Which Schools Accept the Duolingo English Test
Since the global pandemic began, more than 1,000 new programs have started to accept the Duolingo English Test, von Ahn says, with more than 2,000 institutions now using it as part of their admissions process — 70% of which are based in the U.S. The test is accepted at institutions like Stanford University in California, Washington University in St. Louis, Swarthmore College in Pennsylvania, Vanderbilt University in Tennessee and New York University.
“Northeastern fully accepts the Duolingo English Test and any nonnative English-speaking applicants who submit DET results will satisfy our English language proficiency requirement,” says Beau Benson, senior associate director for international recruitment at Northeastern University in Massachusetts.
Benson says in the school’s admissions process, all results are considered equally, whether they are from the Cambridge English exams, Duolingo English Test, IELTS Academic, PTE Academic or TOEFL iBT.
While some schools accept the Duolingo English Test, prospective international students should be aware that other schools like the University of California–Los Angeles and the University of Richmond only accept the test as an optional supplement to the TOEFL and IELTS.
In addition, other schools are only temporarily accepting the Duolingo English Test. For instance, the University of Colorado–Boulder is accepting the test as an approved examination for English proficiency through July 15, 2021, and will evaluate scores on a case-by-case basis.
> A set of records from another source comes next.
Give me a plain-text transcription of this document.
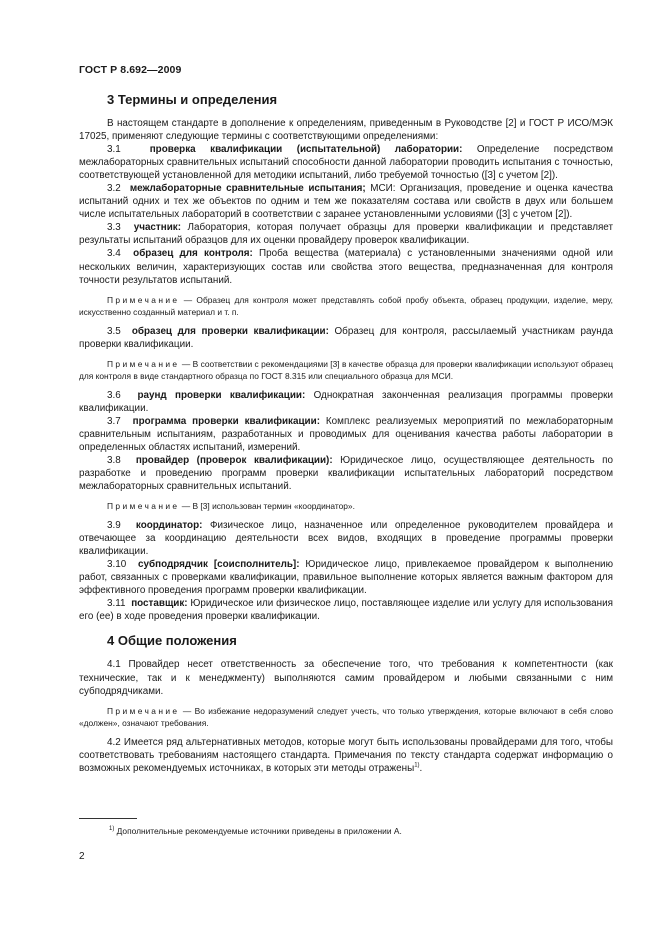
ГОСТ Р 8.692—2009
3 Термины и определения

В настоящем стандарте в дополнение к определениям, приведенным в Руководстве [2] и ГОСТ Р ИСО/МЭК 17025, применяют следующие термины с соответствующими определениями:

3.1	проверка квалификации (испытательной) лаборатории: Определение посредством межлабораторных сравнительных испытаний способности данной лаборатории проводить испытания с точностью, соответствующей установленной для методики испытаний, либо требуемой точностью ([3] с учетом [2]).

3.2 межлабораторные сравнительные испытания; МСИ: Организация, проведение и оценка качества испытаний одних и тех же объектов по одним и тем же показателям состава или свойств в двух или большем числе испытательных лабораторий в соответствии с заранее установленными условиями ([3] с учетом [2]).

3.3 участник: Лаборатория, которая получает образцы для проверки квалификации и представляет результаты испытаний образцов для их оценки провайдеру проверок квалификации.

3.4 образец для контроля: Проба вещества (материала) с установленными значениями одной или нескольких величин, характеризующих состав или свойства этого вещества, предназначенная для контроля точности результатов испытаний.

Примечание — Образец для контроля может представлять собой пробу объекта, образец продукции, изделие, меру, искусственно созданный материал и т. п.

3.5 образец для проверки квалификации: Образец для контроля, рассылаемый участникам раунда проверки квалификации.

Примечание — В соответствии с рекомендациями [3] в качестве образца для проверки квалификации используют образец для контроля в виде стандартного образца по ГОСТ 8.315 или специального образца для МСИ.

3.6 раунд проверки квалификации: Однократная законченная реализация программы проверки квалификации.

3.7 программа проверки квалификации: Комплекс реализуемых мероприятий по межлабораторным сравнительным испытаниям, разработанных и проводимых для оценивания качества работы лаборатории в определенных областях испытаний, измерений.

3.8 провайдер (проверок квалификации): Юридическое лицо, осуществляющее деятельность по разработке и проведению программ проверки квалификации испытательных лабораторий посредством межлабораторных сравнительных испытаний.

Примечание — В [3] использован термин «координатор».

3.9 координатор: Физическое лицо, назначенное или определенное руководителем провайдера и отвечающее за координацию деятельности всех видов, входящих в проведение программы проверки квалификации.

3.10 субподрядчик [соисполнитель]: Юридическое лицо, привлекаемое провайдером к выполнению работ, связанных с проверками квалификации, правильное выполнение которых является важным фактором для эффективного проведения программ проверки квалификации.

3.11 поставщик: Юридическое или физическое лицо, поставляющее изделие или услугу для использования его (ее) в ходе проведения проверки квалификации.

4 Общие положения

4.1 Провайдер несет ответственность за обеспечение того, что требования к компетентности (как технические, так и к менеджменту) выполняются самим провайдером и любыми связанными с ним субподрядчиками.

Примечание — Во избежание недоразумений следует учесть, что только утверждения, которые включают в себя слово «должен», означают требования.

4.2 Имеется ряд альтернативных методов, которые могут быть использованы провайдерами для того, чтобы соответствовать требованиям настоящего стандарта. Примечания по тексту стандарта содержат информацию о возможных рекомендуемых источниках, в которых эти методы отражены$^{1)}$.

$^{1)}$ Дополнительные рекомендуемые источники приведены в приложении А.
2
Clark Brigger, executive director of admissions at CU–Boulder, says during the COVID-19 pandemic, the school has expanded the accepted English language proficiency tests to include the Duolingo English Test. “We see this as an access imperative, as many students are unable to travel to an available testing site for the other English language proficiency exams, while Duolingo can be taken from one’s own device wherever they have connectivity across the world,” Brigger says.
International students should research their university choices to see which language tests are required. Even if a target school does not accept the Duolingo English Test, Bileska says trying it can be beneficial and “can prove a good practice for any proficiency test.”